For futher information please see:
Dunn, R. J. H., (2019), HadISD version 3: monthly updates, Hadley Centre Technical Note
Dunn, R. J. H., et al. (2016), Expanding HadISD: quality-controlled, sub-daily station data from 1931, Geoscientific Instrumentation, Methods and Data Systems, 5, 473-491
Dunn, R. J. H., et al. (2014), Pairwise homogeneity assessment of HadISD, Climate of the Past, 10, 1501-1522
Dunn, R. J. H., et al. (2012), HadISD: A Quality Controlled global synoptic report database for selected variables at long-term stations from 1973-2011, Climate of the Past, 8, 1649-1679
Smith, A., et al. (2011): The Integrated Surface Database: Recent Developments and Partnerships. Bulletin of the American Meteorological Society, 92, 704-708
For the product manual, see https://www.metoffice.gov.uk/hadobs/hadisd/hadisd_v340_2023f_product_user_guide.pdf
For the website, see https://www.metoffice.gov.uk/hadobs/hadisd/v343_2025f/index.html
The data is provided under license, see https://www.nationalarchives.gov.uk/doc/non-commercial-government-licence/version/2/
It’s an amazing scientific archive. The data is held in a collection of .tgz files, based on station ranges. These files contains smaller station sub-ranges, themselves gzipped netcdf files. We need to download the ones we want (potentially all of them), then double-unwrap them, and then put them into a more performant file format for quick access by time index when performing ML training or long historical verification runs.
Eventually, we want to present these efficiently as a PyEarthTools data accessor which can be quickly indexed by time. An alternative data accessor based on station ID rather than time could be imagined, but we will focus on access by time in this tutorial series.
Despite being packed into NetCDF files – which is often used for lat/lon/level/time gridded data – this data is better visualised as just one massive long list of report entries in a big logbook.

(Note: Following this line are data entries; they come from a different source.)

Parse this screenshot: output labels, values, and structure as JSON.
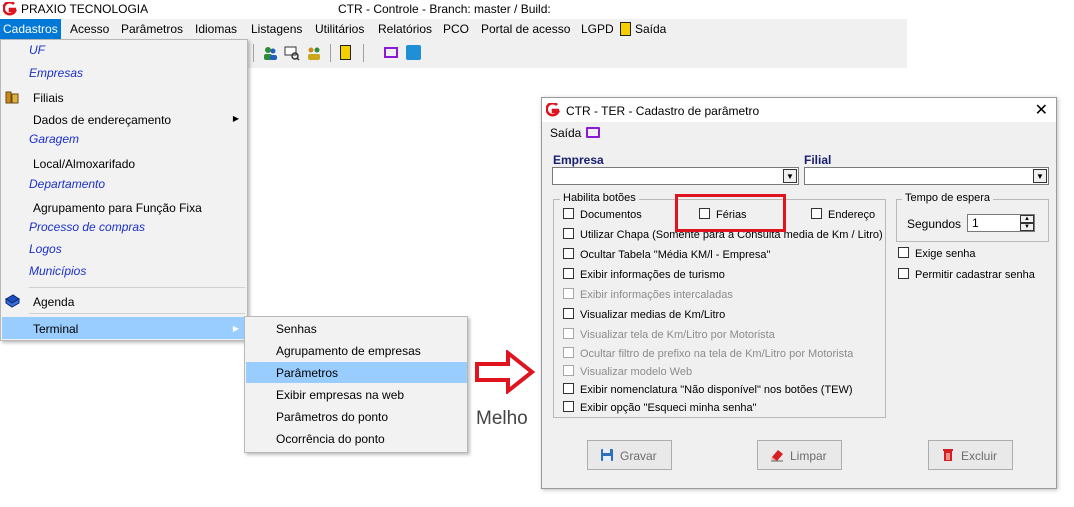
{
  "app": {
    "name": "PRAXIO TECNOLOGIA",
    "window_title": "CTR - Controle - Branch: master / Build:"
  },
  "menubar": {
    "items": [
      "Cadastros",
      "Acesso",
      "Parâmetros",
      "Idiomas",
      "Listagens",
      "Utilitários",
      "Relatórios",
      "PCO",
      "Portal de acesso",
      "LGPD"
    ],
    "saida": "Saída"
  },
  "cadastros_menu": {
    "items": [
      "UF",
      "Empresas",
      "Filiais",
      "Dados de endereçamento",
      "Garagem",
      "Local/Almoxarifado",
      "Departamento",
      "Agrupamento para Função Fixa",
      "Processo de compras",
      "Logos",
      "Municípios",
      "Agenda",
      "Terminal"
    ]
  },
  "terminal_submenu": {
    "items": [
      "Senhas",
      "Agrupamento de empresas",
      "Parâmetros",
      "Exibir empresas na web",
      "Parâmetros do ponto",
      "Ocorrência do ponto"
    ]
  },
  "background_text": "Melho",
  "dialog": {
    "title": "CTR - TER - Cadastro de parâmetro",
    "saida": "Saída",
    "empresa_label": "Empresa",
    "filial_label": "Filial",
    "habilita_title": "Habilita botões",
    "checkboxes": {
      "documentos": "Documentos",
      "ferias": "Férias",
      "endereco": "Endereço",
      "utilizar_chapa": "Utilizar Chapa (Somente para a Consulta media de Km / Litro)",
      "ocultar_tabela": "Ocultar Tabela \"Média KM/l - Empresa\"",
      "exibir_turismo": "Exibir informações de turismo",
      "exibir_intercaladas": "Exibir informações intercaladas",
      "visualizar_medias": "Visualizar medias de Km/Litro",
      "visualizar_tela": "Visualizar tela de Km/Litro por Motorista",
      "ocultar_filtro": "Ocultar filtro de prefixo na tela de Km/Litro por Motorista",
      "visualizar_modelo": "Visualizar modelo Web",
      "exibir_nomenclatura": "Exibir nomenclatura \"Não disponível\" nos botões (TEW)",
      "exibir_esqueci": "Exibir opção \"Esqueci minha senha\""
    },
    "tempo_title": "Tempo de espera",
    "segundos_label": "Segundos",
    "segundos_value": "1",
    "exige_senha": "Exige senha",
    "permitir_cadastrar": "Permitir cadastrar senha",
    "buttons": {
      "gravar": "Gravar",
      "limpar": "Limpar",
      "excluir": "Excluir"
    }
  },
  "colors": {
    "menu_active": "#0078d7",
    "menu_highlight": "#99ccff",
    "link_blue": "#1a2fc9",
    "red_annotation": "#e0141e",
    "field_label": "#1a2070"
  }
}
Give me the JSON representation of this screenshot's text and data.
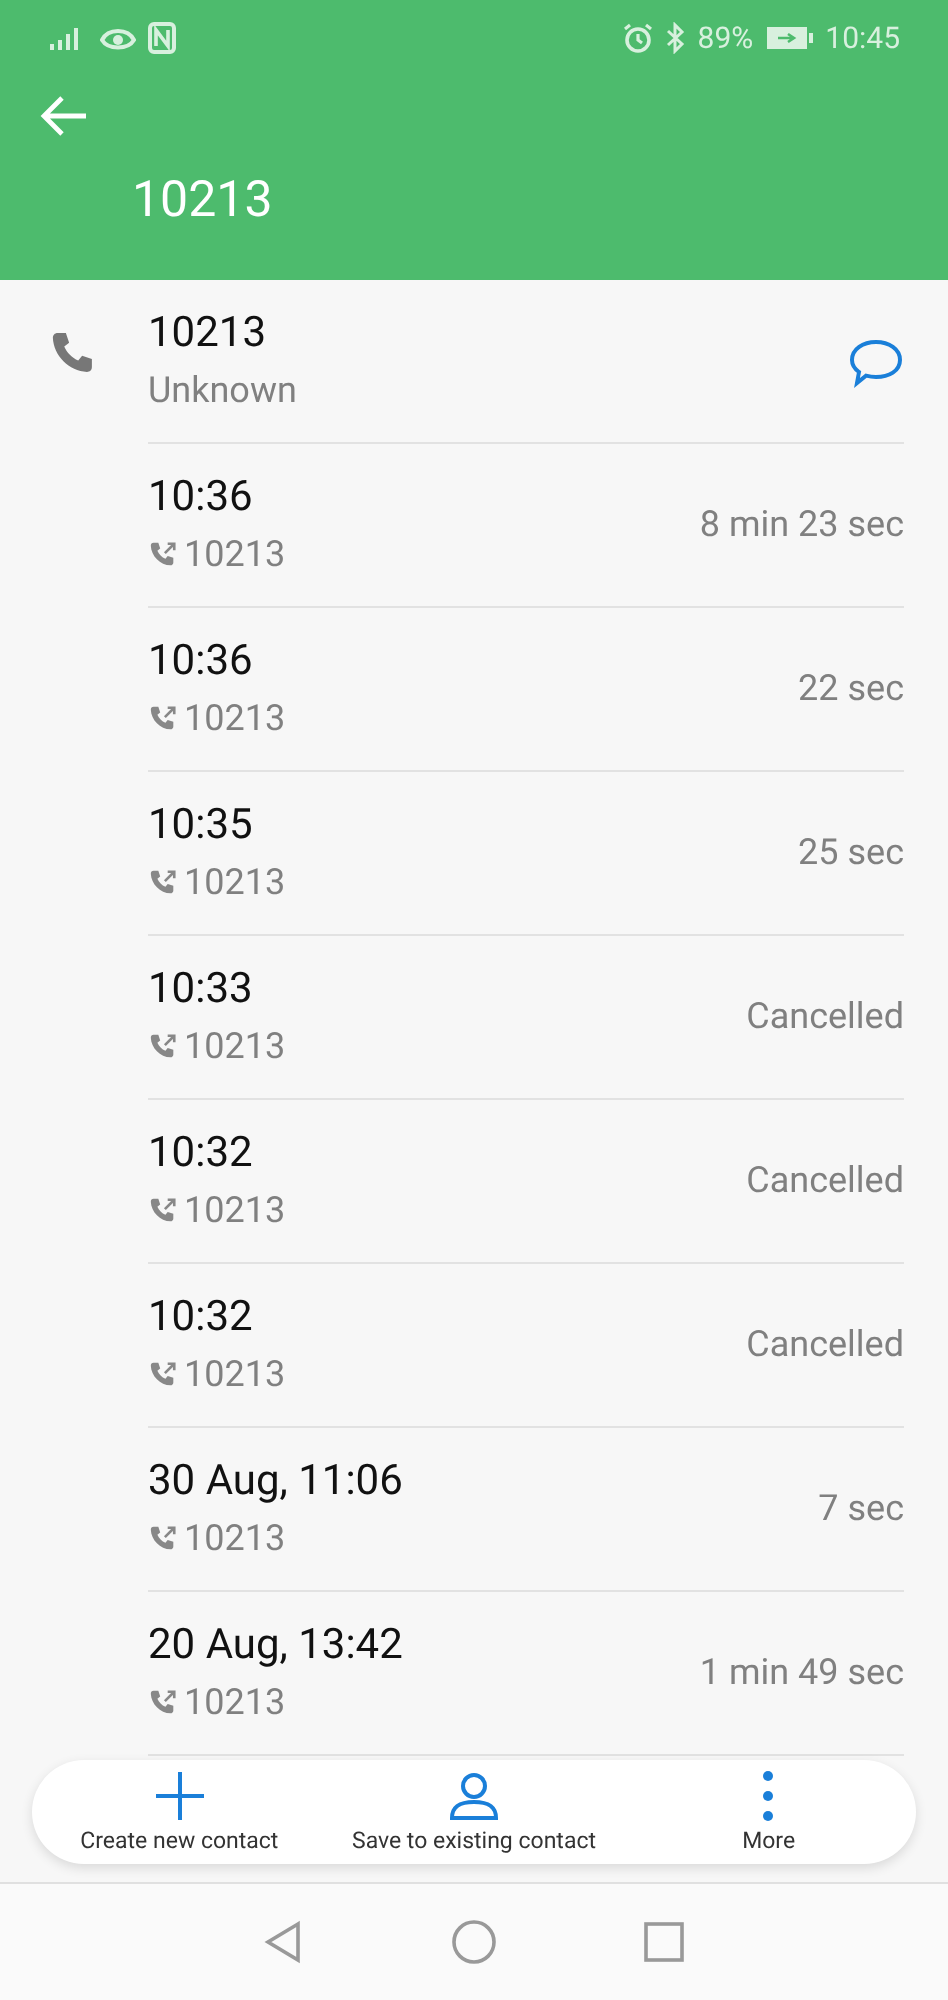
{
  "status_bar": {
    "battery": "89%",
    "time": "10:45"
  },
  "header": {
    "title": "10213"
  },
  "contact": {
    "number": "10213",
    "label": "Unknown"
  },
  "calls": [
    {
      "time": "10:36",
      "number": "10213",
      "duration": "8 min 23 sec"
    },
    {
      "time": "10:36",
      "number": "10213",
      "duration": "22 sec"
    },
    {
      "time": "10:35",
      "number": "10213",
      "duration": "25 sec"
    },
    {
      "time": "10:33",
      "number": "10213",
      "duration": "Cancelled"
    },
    {
      "time": "10:32",
      "number": "10213",
      "duration": "Cancelled"
    },
    {
      "time": "10:32",
      "number": "10213",
      "duration": "Cancelled"
    },
    {
      "time": "30 Aug, 11:06",
      "number": "10213",
      "duration": "7 sec"
    },
    {
      "time": "20 Aug, 13:42",
      "number": "10213",
      "duration": "1 min 49 sec"
    }
  ],
  "actions": [
    {
      "kind": "add",
      "label": "Create new contact"
    },
    {
      "kind": "person",
      "label": "Save to existing contact"
    },
    {
      "kind": "more",
      "label": "More"
    }
  ]
}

Each report is a slightly more complex version of “time, station_id, lat, lon, elevation, bunch of obs data”.
The HadISD dataset has already sorted out many underlying issues, such as stations reporting twice under two ids, changing ids, station upgrades/replacements, plain old errors, sensor quality control and more. Many stations only report for some of the time period, some only once or for a short time, some for a very long time. What we want to do is get this into a good form for time-series use by an ML algorithm. The files on disk are roughly organised by nominal station number, for all time. So if you know what stations you want to work with, you could just pick those files. But let’s face it, who wants to take the time to understand the mysterious workings of station numbers - at least at first?

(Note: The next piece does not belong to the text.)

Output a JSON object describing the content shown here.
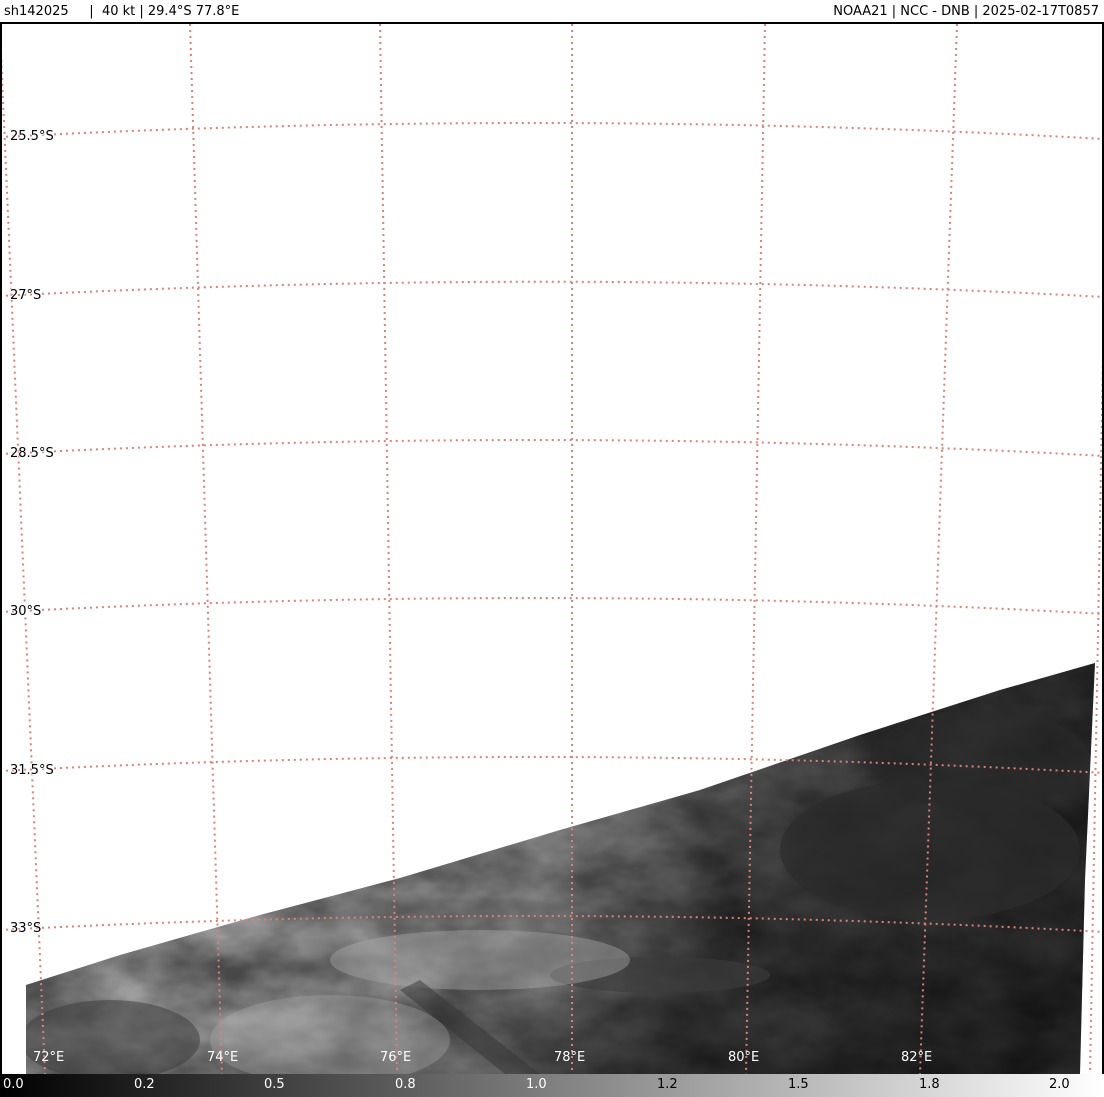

Singe station time-series modelling is a totally valid use case - e.g. fetching “station data for Melbourne from 2020 to 2025”. That’s fairly straightforward - manually look up the station number of interest, find it in the files, open that files with xarray and then select the time-frame of interest.

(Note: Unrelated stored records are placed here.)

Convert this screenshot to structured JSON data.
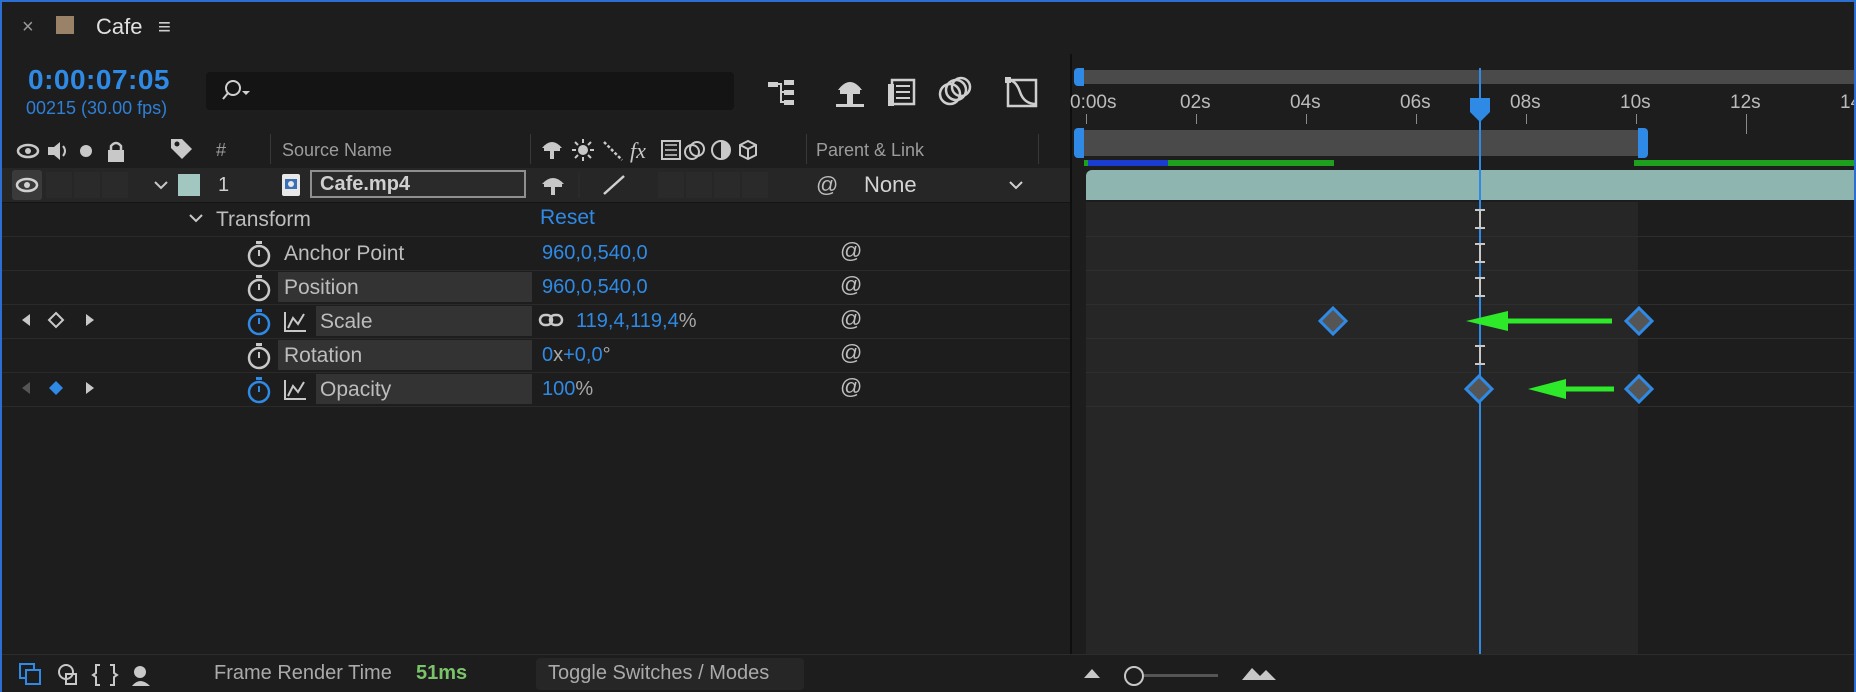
{
  "tab": {
    "title": "Cafe",
    "close": "×",
    "menu": "≡"
  },
  "time": {
    "timecode": "0:00:07:05",
    "frames": "00215 (30.00 fps)"
  },
  "search": {
    "placeholder": ""
  },
  "headers": {
    "num": "#",
    "source_name": "Source Name",
    "parent_link": "Parent & Link",
    "fx": "fx"
  },
  "layer": {
    "number": "1",
    "name": "Cafe.mp4",
    "parent": "None",
    "label_color": "#a2c6c0"
  },
  "transform": {
    "label": "Transform",
    "reset": "Reset"
  },
  "properties": [
    {
      "name": "Anchor Point",
      "value": "960,0,540,0"
    },
    {
      "name": "Position",
      "value": "960,0,540,0"
    },
    {
      "name": "Scale",
      "value": "119,4,119,4",
      "unit": "%"
    },
    {
      "name": "Rotation",
      "value_a": "0",
      "value_sep": "x",
      "value_b": "+0,0",
      "unit": "°"
    },
    {
      "name": "Opacity",
      "value": "100",
      "unit": "%"
    }
  ],
  "ruler": [
    "0:00s",
    "02s",
    "04s",
    "06s",
    "08s",
    "10s",
    "12s",
    "14"
  ],
  "footer": {
    "render_label": "Frame Render Time",
    "render_value": "51ms",
    "toggle": "Toggle Switches / Modes"
  },
  "colors": {
    "accent": "#2f8ae6",
    "arrow": "#2ee82a",
    "layer_bar": "#8fb5b0"
  }
}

Doing the same thing for a handful of stations is also not too bad. Each station file is only a few megabytes, so opening 5 of them isn’t a big deal. However, opening all of them becomes a bigger deal, and trying to merge them all together using simple merge and concat operations will cause a computational failure on most platforms (including HPC platforms). Some data processing is required in order to prepare the data for the time of query we want to use.